To be fair, the trusted_ca_keys extension was originally proposed
in rfc3546, and the document update 6066 simply did not change it.

The trusted_ca_keys TLS extension itself is a simple/lightweight extension
in that it does _not_ modify the syntax or semantics of any other
TLS handshake messages (besides the TLS extensions container in
ClientHello and ServerHello).


>
> > What's clumsy is:
> >
> > (1) It's not generic, even though generic caching is useful.
> 
> 1) It's generic for allowing an arbitrary authentication method
>    outside PKIX, which generic caching does not, as it requires
>    the TLS client to compute hashes over PKIX information.
>    In fact, the TLS client has to lie about already having the CA
>    bundle in order not to receive the PKIX blob.

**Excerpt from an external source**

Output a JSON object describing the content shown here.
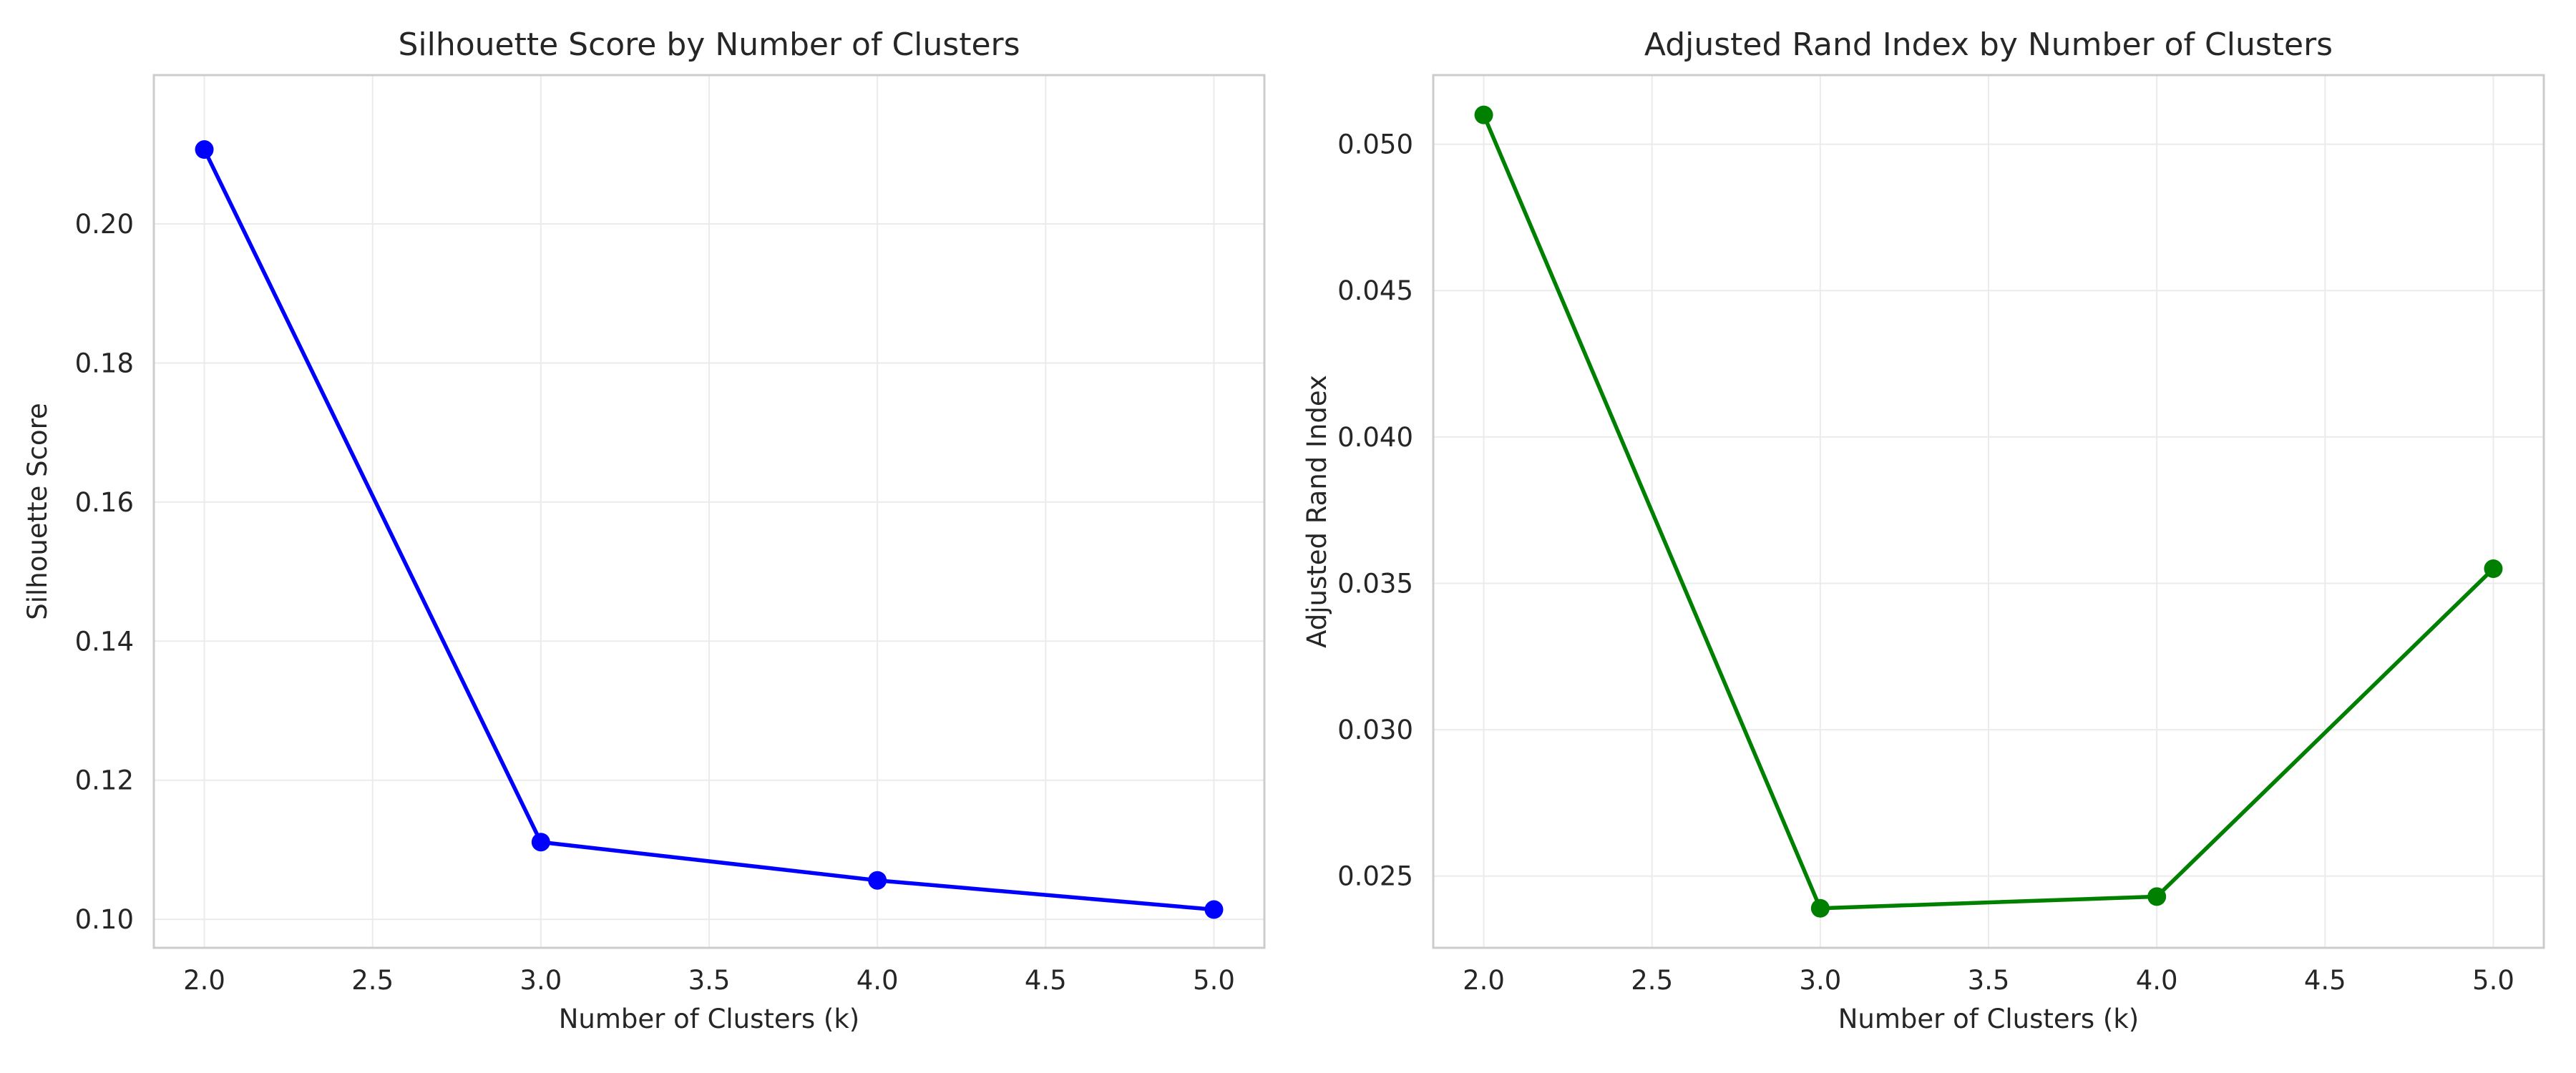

In TLS WG we definitely need to keep an eye on TLS extension not
duplicating each other resulting in conflicts an interop problems.

The TLS WG had previously adopted a work item (currently dormant,
primarily because of fights over hash algorithm agility that haven't
been settled) to do caching in a generic fashion, so caching
of data from TLS handshake messages, and in particular _existing_
TLS handshake messages should IMO not be duplicated in any newly
proposed TLS extension.
 

> 
> "something better" only works with your other assumption of "sending
> and signing cruft in PKIX is fine". I strongly disagree with that.

You seem to be thinking purely about a niche area

  1) that does not have TLS at all today
  2) where you want to implement TLS newly from scratch and having
     to implement _all_ of ASN.1-ladden PKIX as a huge burden
  3) and where you do not care the slighest about interop with the
     installed base of TLS.

But in case that interop with the installed base of TLS is or may
ever become an issue, it might be worthwile thinking about implementing
the subset "X.509v1 self-signed cert" as an alternative to inventing
a new bare key format, because that is still fairly trivial to
implement and fully interoperable with the existing installed base
(OK, newer browsers have a braindead nag-ware warning page, but
 I haven't lost hope yet that they grok it one day and offer sensible
 cert pinning -- and having to regularly update bug-ridden web browsers
 is a sad fact of life we've all become used to, it's not nearly as bad
 with TLS implementations used by programmatic TLS clients and servers).


I see not having to modify syntax and semantics of existing TLS handshake
messages in order to implement a TLS extension as a big plus.